Towards the Direct Detection of Composite Ultraheavy Dark Matter in Quantum Sensor Arrays
Dorian W. P. Amaral, Erqian Cai, Andrew J. Long, Juehang Qin, Christopher D. Tunnell
TL;DR
This work addresses the direct detection of composite ultraheavy dark matter with masses around the Planck scale using a three-dimensional quantum sensor array. It develops a phenomenological framework for spatially extended UHDM with multiple density profiles and a Yukawa fifth force, and it employs Monte Carlo simulations to project detector sensitivities across the parameters $M$, $R$, $\alpha$, and $\lambda$. The results reveal nontrivial interplay between the DM scale radius, sensor spacing, and screening length, showing regimes where extended DM signals can exceed point-like expectations and guiding future detector design. The findings provide a path to infer the mass and size of UHDM and to distinguish between candidate theoretical models of ultraheavy dark matter.
Abstract
Quantum sensor arrays have recently been proposed as a promising platform for the direct detection of ultraheavy dark matter, which is typically assumed to behave as a point-like particle. However, particles with masses at or above the Planck scale cannot be elementary; instead, they must exist as composite objects with finite spatial extent. Such spatially extended dark matter models lead to distinctive phenomenology in these detectors, particularly when the dark matter also interacts through long-range forces with their own characteristic length scales.
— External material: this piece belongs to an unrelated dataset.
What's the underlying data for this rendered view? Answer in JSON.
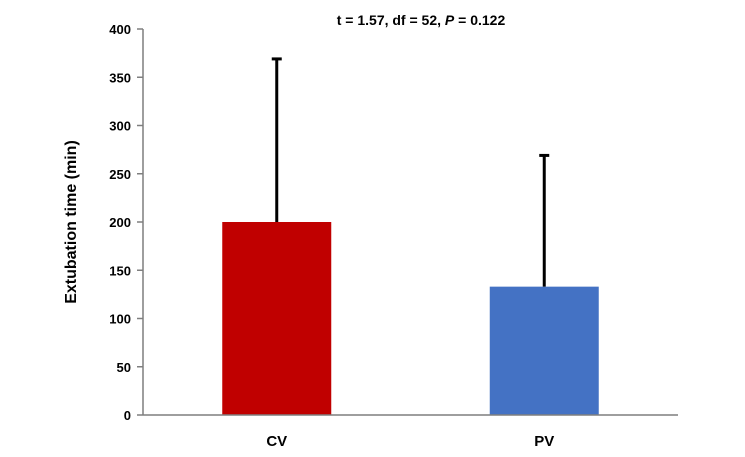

In this work, we study the sensitivity of quantum sensor arrays to composite, ultraheavy dark matter interacting via both gravity and a novel Yukawa force. We consider three phenomenologically motivated density profiles -- a tophat, a Gaussian, and an exponential -- and contrast their signals with the point-like limit. Using a Monte Carlo analysis based on the predicted impulse signals and estimates of thermal and quantum noise, we obtain sensitivity projections for a future realization of a quantum sensor array. We find a non-trivial interplay between the dark-matter scale radius, the inter-sensor spacing, and the Yukawa screening length. Future accelerometer arrays would provide valuable information about the mass and size of composite ultraheavy dark matter, and our work will help to characterize the signatures of different theoretical models of ultraheavy dark matter.